After it got dark the visibility was poor. The group had no flashlights, and it was necessary for each man to kick his own foot holes because they could not see the holes that had been kicked in front of them. As the night wore on, the snow became harder and harder as the temperature dropped. At this time, the boys still did not have on their crampons and were unable to get them on because of their extremely cold hands. At about 2:30 a.m. the climbers were nearly at the bottom of the North Bell. Fjeseth was in the lead of the group and had about 150 feet of rope between Cole and Fullop, who was the last man on the line. All three were standing together about 20 feet apart when the accident happened. Fullop was in the process of setting up an ice axe belay. No one in the party was moving. Suddenly Cole began to fall without giving any warning, cry, or any other sound. Fullop tried to catch the rope between him and Cole to make an arrest. He was unable to do so and when Cole hit the end of the rope Fullop was jerked off his feet.
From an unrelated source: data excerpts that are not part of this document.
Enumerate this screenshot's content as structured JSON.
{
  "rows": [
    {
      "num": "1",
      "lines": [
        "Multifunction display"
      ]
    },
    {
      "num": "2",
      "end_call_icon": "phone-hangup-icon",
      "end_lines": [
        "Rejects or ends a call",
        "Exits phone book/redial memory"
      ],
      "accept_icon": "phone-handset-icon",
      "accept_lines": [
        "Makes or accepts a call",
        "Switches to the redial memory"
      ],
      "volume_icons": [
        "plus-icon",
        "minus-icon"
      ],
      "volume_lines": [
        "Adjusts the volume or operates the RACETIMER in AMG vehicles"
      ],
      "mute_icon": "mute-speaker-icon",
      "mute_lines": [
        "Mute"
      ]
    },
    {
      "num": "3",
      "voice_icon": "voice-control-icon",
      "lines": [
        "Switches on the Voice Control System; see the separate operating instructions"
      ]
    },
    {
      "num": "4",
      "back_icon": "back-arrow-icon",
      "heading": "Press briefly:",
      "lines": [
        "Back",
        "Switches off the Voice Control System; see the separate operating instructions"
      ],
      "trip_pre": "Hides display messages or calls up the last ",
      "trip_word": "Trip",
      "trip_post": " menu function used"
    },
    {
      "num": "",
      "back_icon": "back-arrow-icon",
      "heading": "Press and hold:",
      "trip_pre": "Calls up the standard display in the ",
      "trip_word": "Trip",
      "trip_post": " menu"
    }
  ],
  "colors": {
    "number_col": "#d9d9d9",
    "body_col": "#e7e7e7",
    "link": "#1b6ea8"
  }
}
Quickly after that, so was Fjeseth. No one was apparently able to get into an ice axe arrest position, and the group slid down a very steep, narrow snow-filled gully to the bottom. It is not known how far the group fell, but Fullop estimates about 300 feet. Someone who looked at the tracks with binoculars thought the fall was as much as 1,000 feet vertical. The hard hat on one of the boys came off during the fall. Fullop’s hat stayed on. Having looked at Fullop’s hard hat after the fall, it is obvious it was instrumental in saving his life. Fullop can remember coming in contact with rock several times during the fall.
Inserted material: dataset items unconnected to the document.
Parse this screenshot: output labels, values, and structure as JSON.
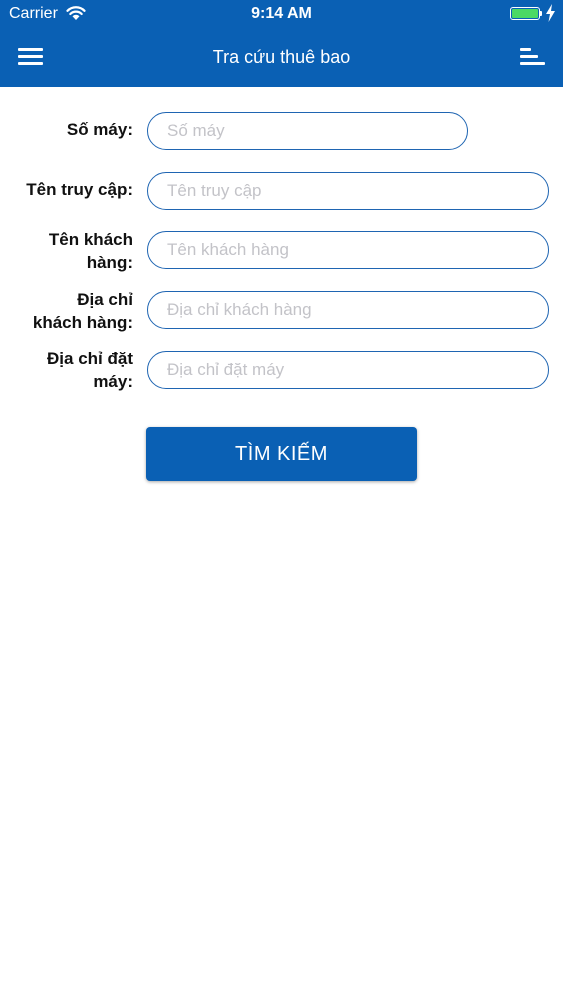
{
  "status_bar": {
    "carrier": "Carrier",
    "time": "9:14 AM",
    "battery_level_percent": 100,
    "battery_color": "#4cd964"
  },
  "nav_bar": {
    "title": "Tra cứu thuê bao",
    "background_color": "#0a60b4",
    "left_icon": "hamburger-menu-icon",
    "right_icon": "list-lines-icon"
  },
  "form": {
    "fields": [
      {
        "label": "Số máy:",
        "placeholder": "Số máy",
        "value": ""
      },
      {
        "label": "Tên truy cập:",
        "placeholder": "Tên truy cập",
        "value": ""
      },
      {
        "label_line1": "Tên khách",
        "label_line2": "hàng:",
        "placeholder": "Tên khách hàng",
        "value": ""
      },
      {
        "label_line1": "Địa chỉ",
        "label_line2": "khách hàng:",
        "placeholder": "Địa chỉ khách hàng",
        "value": ""
      },
      {
        "label_line1": "Địa chỉ đặt",
        "label_line2": "máy:",
        "placeholder": "Địa chỉ đặt máy",
        "value": ""
      }
    ],
    "submit_label": "TÌM KIẾM"
  }
}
The fall happened about 2:30 a.m. Fullop gained consciousness about 4:30 a.m. (the sun was just coming up) after having woken up partially once before. According to him, he was in shock and had a tremendous problem getting out of his rope with his frozen hands. He had no broken bones, but was pretty badly battered. Fullop remembers looking up and seeing one crumpled body above him, but not the other. He decided that because of his condition he had better try to get out and get help, which he did. At about 11:00 a.m. he arrived at Maroon Lake which is approximately three miles from the accident scene. There he found some fishermen and another person who went to town to notify the Sheriff and the rescue group. It was obvious from Fullop’s tracks that he had had a difficult time in getting down to Maroon Lake. There were places where he fell, got up, and fell again, where he walked around in a circle and so on. The rescuers retrieved the bodies of his two companions.

Source: Michael J. Penfold, District Forest Ranger, White River National Forest.

Analysis: This climbing group had not registered with the Forest Service at Aspen. They had used the Wilderness Register above Crater Lake which is not maintained during the winter season. Fullop said that their major mistake was not turning back soon enough. It is interesting to note that if Fullop had not been able to make it by himself to Maroon Lake that it might have been days before anyone knew that an accident had occurred. This accident is a classic example of the many hazards that the Maroon Bells present to mountain climbers.